Human feedback and click-based alignment are incorporated via reward-model alignment (CTR predictors, RL, DPO/PPO-based listwise training) (Min et al., 14 Apr 2025, Wang et al., 29 Apr 2025).

6. Open Problems, Future Directions, and Limitations

Despite rapid progress, several open challenges and research avenues persist:

Efficient index updates under corpus dynamism: enabling adding/removing documents/items without expensive retraining or index rebuilding (Li et al., 2024, Penha et al., 14 Aug 2025, Zhang et al., 19 Sep 2025).
Scalability of generative decoding (beam search optimization, sublinear constraint decoding, hybrid recall-then-rerank pipelines) (Li et al., 2024, Gao et al., 16 Nov 2025, Ju et al., 29 Jul 2025).
Hallucination and factuality: ensuring generated identifiers correspond to actual corpus items; Trie- or FM-index constraint decoding and controlled RL are current partial solutions (Li et al., 2024, Chen et al., 8 Sep 2025).
Deeper personalization: modeling collaborative signals, user segment adaptation, and interactive multi-turn refinement (Penha et al., 2024, Acharya et al., 2 Jun 2025, Wang et al., 29 Apr 2025).
Full end-to-end multimodal generative agents (vision-language, video, cross-modal contexts) remain underexplored (Ramisa et al., 2024).
Information-theoretic optimizers and subspace partitioning provide principled enhancements to prompt-based multitask learning; maximizing mutual information per task promises further model generalization and conflict reduction (Zhao et al., 9 Apr 2025).

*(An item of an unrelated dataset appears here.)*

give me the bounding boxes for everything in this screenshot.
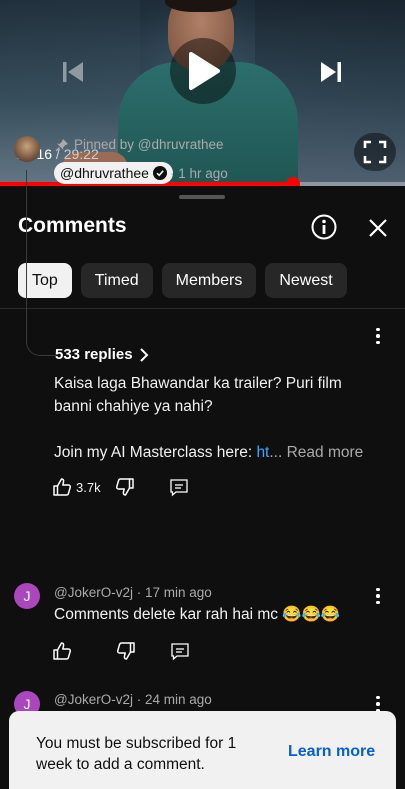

Generative search and recommendation articulate a flexible, unified paradigm that bridges classical IR and recommender systems with large foundation models, semantic item representations, and user-centric context modeling, yielding enhanced adaptability, personalization, and performance across text and multimodal domains. Future work focuses on large-scale deployment, multimodal expansion, efficient dynamic corpora handling, interactive feedback integration, and robust evaluation metrics.